TASHKENT, Uzbekistan, December 9. Standard & Poor's (S&P Global Ratings) estimates that Uzbekistan's usable foreign exchange reserves will marginally decline through 2026 due to lower gold prices and ongoing current account deficits, Trend reports.
Yet, the latest report by S&P Global Ratings said Uzbekistan's monetary policy effectiveness has been improving in recent years.
“One of the most significant reforms in that regard was the liberalization of the exchange rate regime in September 2017 to a managed float from a crawling peg, which was heavily overvalued compared with the parallel-market rate. The Central Bank of Uzbekistan (CBU) intervenes in the foreign exchange market intermittently to smooth volatility and mitigate the increase in local currency from its large gold purchases," said the report.
According to S&P Global Ratings, holdings of monetary gold of the Central Bank of Uzbekistan (CBU) comprise nearly 80 percent of total usable reserves.

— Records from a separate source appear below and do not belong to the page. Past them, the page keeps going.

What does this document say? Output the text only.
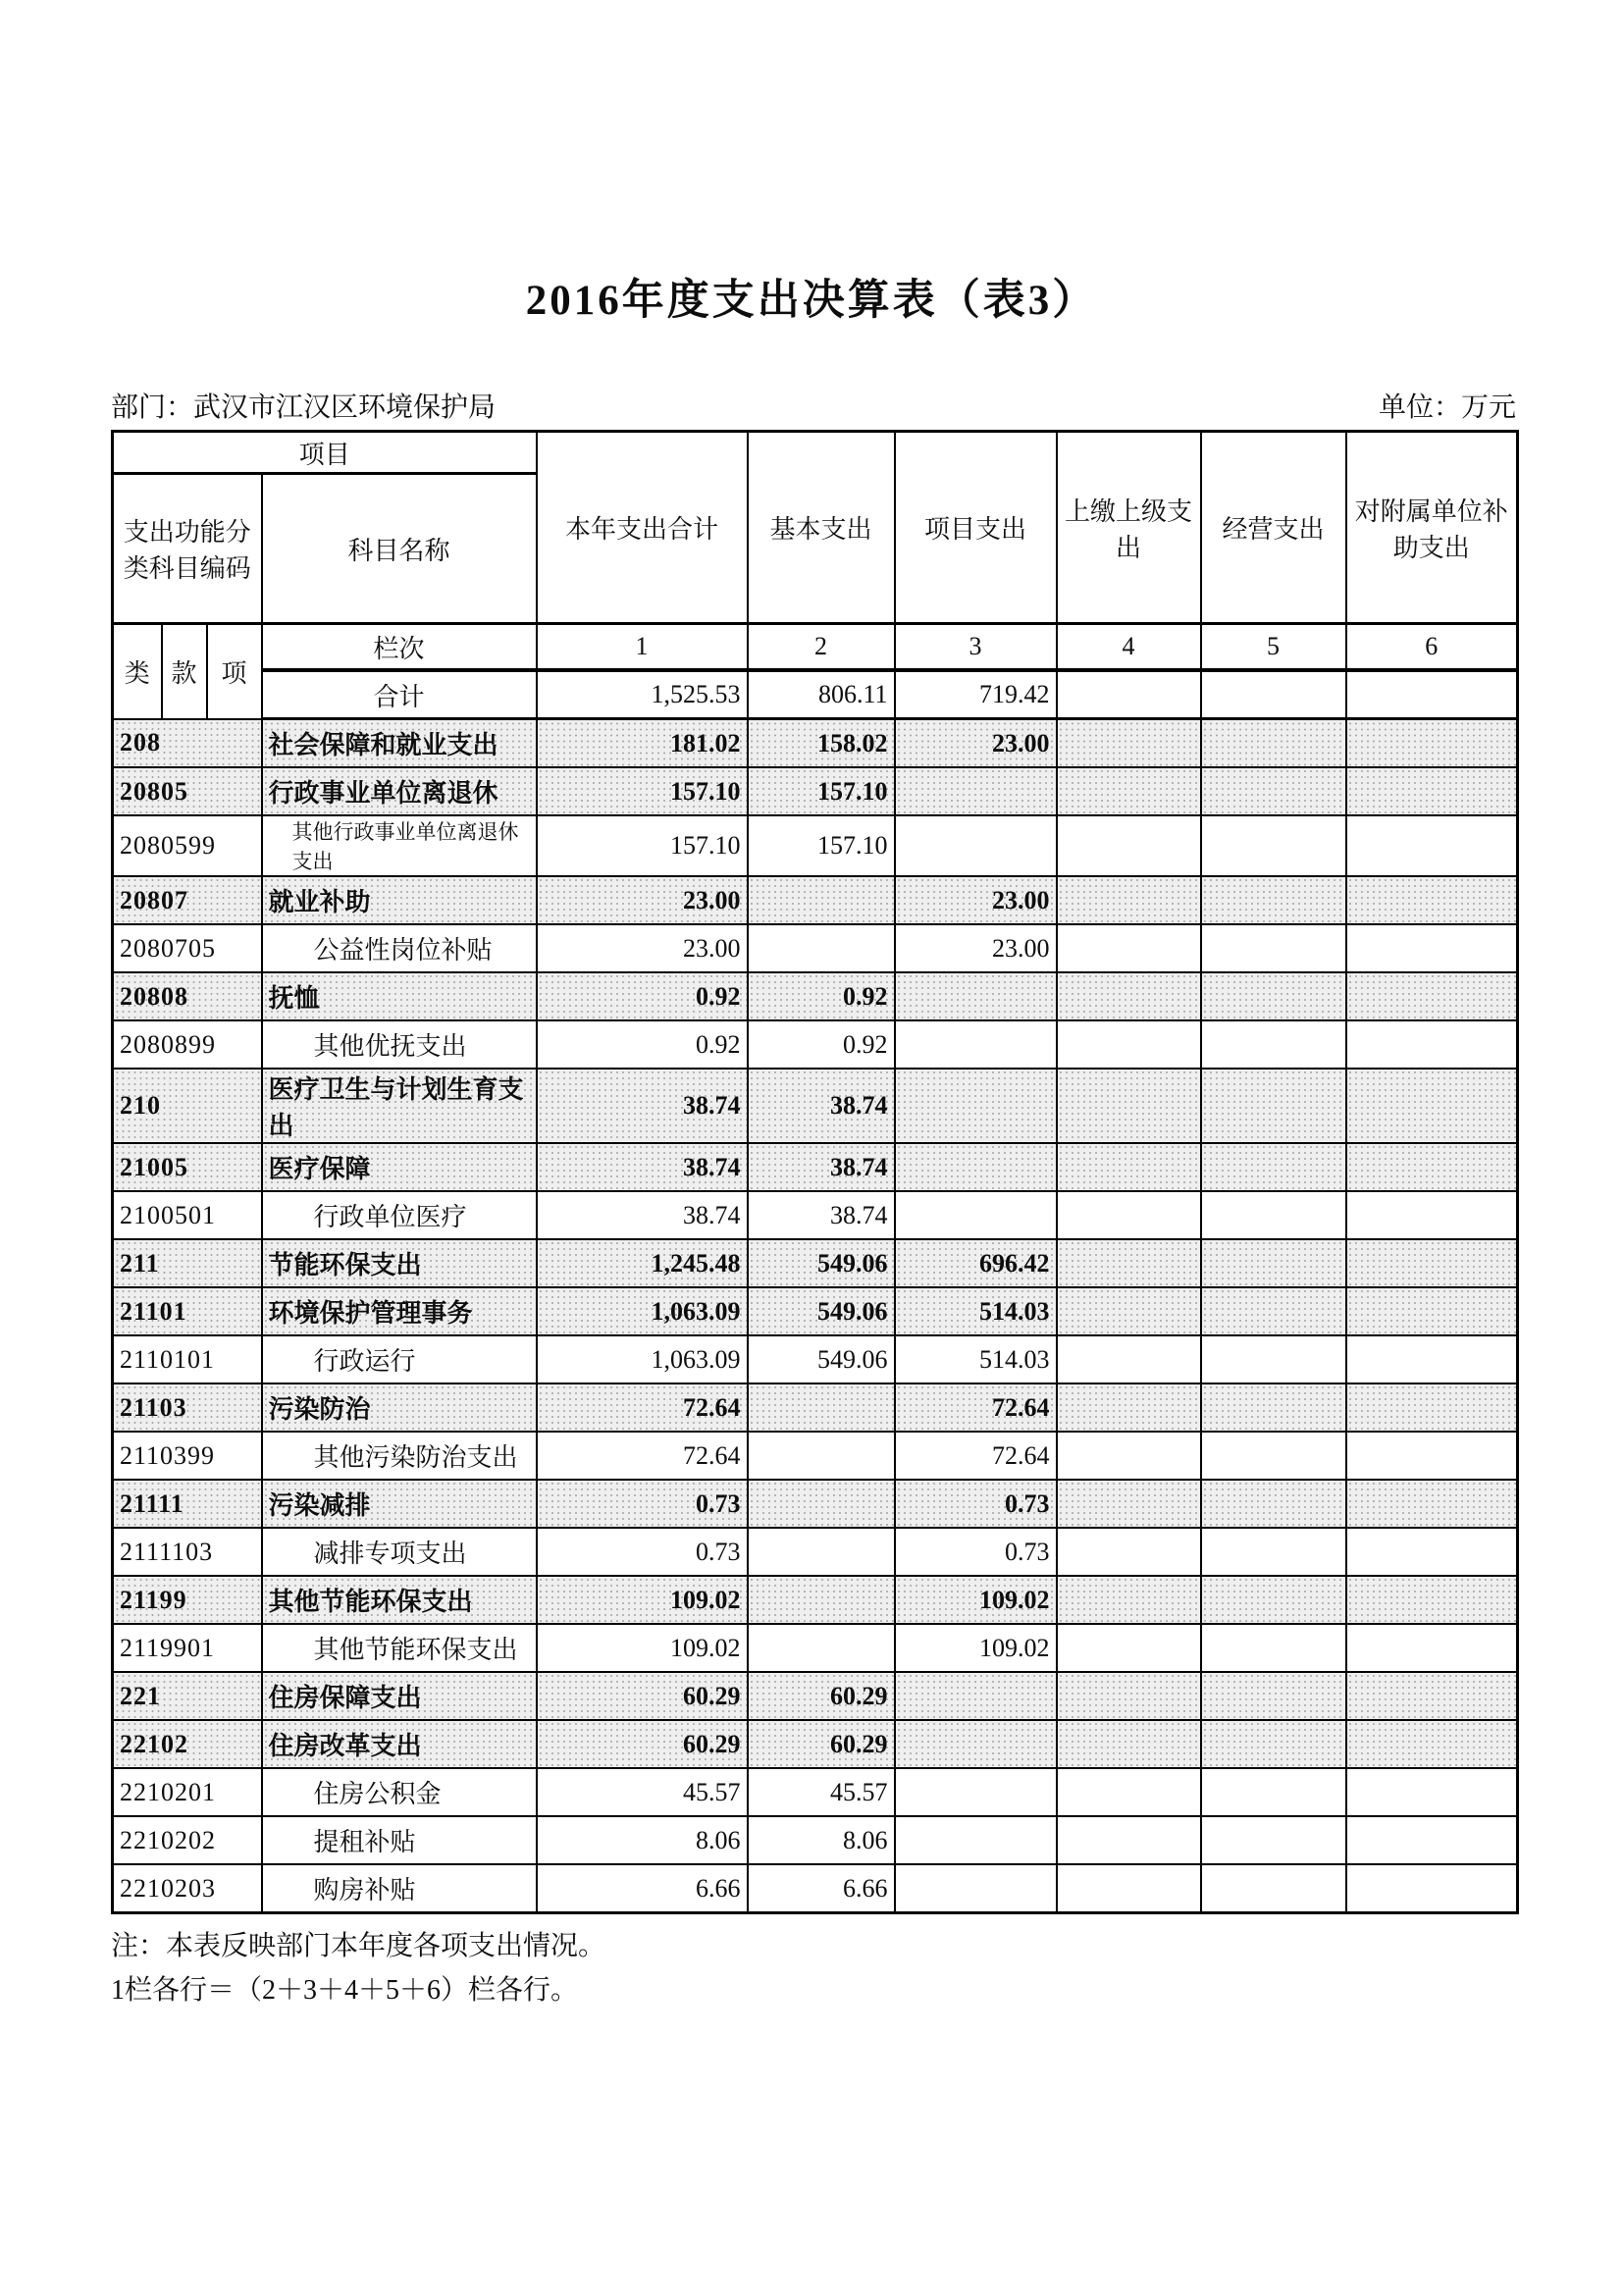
2016年度支出决算表（表3）
部门：武汉市江汉区环境保护局	单位：万元
项目				本年支出合计	基本支出	项目支出	上缴上级支出	经营支出	对附属单位补助支出
支出功能分类科目编码			科目名称						
类	款	项	栏次	1	2	3	4	5	6
			合计	1,525.53	806.11	719.42			
208			社会保障和就业支出	181.02	158.02	23.00			
20805			行政事业单位离退休	157.10	157.10				
2080599			其他行政事业单位离退休支出	157.10	157.10				
20807			就业补助	23.00		23.00			
2080705			公益性岗位补贴	23.00		23.00			
20808			抚恤	0.92	0.92				
2080899			其他优抚支出	0.92	0.92				
210			医疗卫生与计划生育支出	38.74	38.74				
21005			医疗保障	38.74	38.74				
2100501			行政单位医疗	38.74	38.74				
211			节能环保支出	1,245.48	549.06	696.42			
21101			环境保护管理事务	1,063.09	549.06	514.03			
2110101			行政运行	1,063.09	549.06	514.03			
21103			污染防治	72.64		72.64			
2110399			其他污染防治支出	72.64		72.64			
21111			污染减排	0.73		0.73			
2111103			减排专项支出	0.73		0.73			
21199			其他节能环保支出	109.02		109.02			
2119901			其他节能环保支出	109.02		109.02			
221			住房保障支出	60.29	60.29				
22102			住房改革支出	60.29	60.29				
2210201			住房公积金	45.57	45.57				
2210202			提租补贴	8.06	8.06				
2210203			购房补贴	6.66	6.66				

注：本表反映部门本年度各项支出情况。

1栏各行＝（2＋3＋4＋5＋6）栏各行。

"The CBU is the sole purchaser of gold mined in Uzbekistan. The Bank purchases the gold with local currency and sells it in foreign currency on the local market to offset the effect of its intervention on the Uzbek sum. We exclude assets of Uzbekistan’s Fund for Reconstruction and Development (UFRD) from the CBU's reserve assets because we consider them as fiscal assets. Our view is supported by the budgetary use of external UFRD assets in the domestic economy over the past four years. The UFRD's total assets were $16.7 billion as of October 31 of 2023, with the liquid portion at $6.5 billion,” S&P’s analysts note.
Meanwhile, Value of Uzbekistan's gold and foreign exchange reserves amounted to $32.9 billion as of November 1, 2023.
As per data provided by Uzbekistan’s Central Bank, the value increased by almost $2 billion compared to $31 billion recorded in October this year.
Moreover, the physical volume of gold amounted to 12 million troy ounces, which is equivalent to 373.2 tons, while its value fixed at $23.9 billion.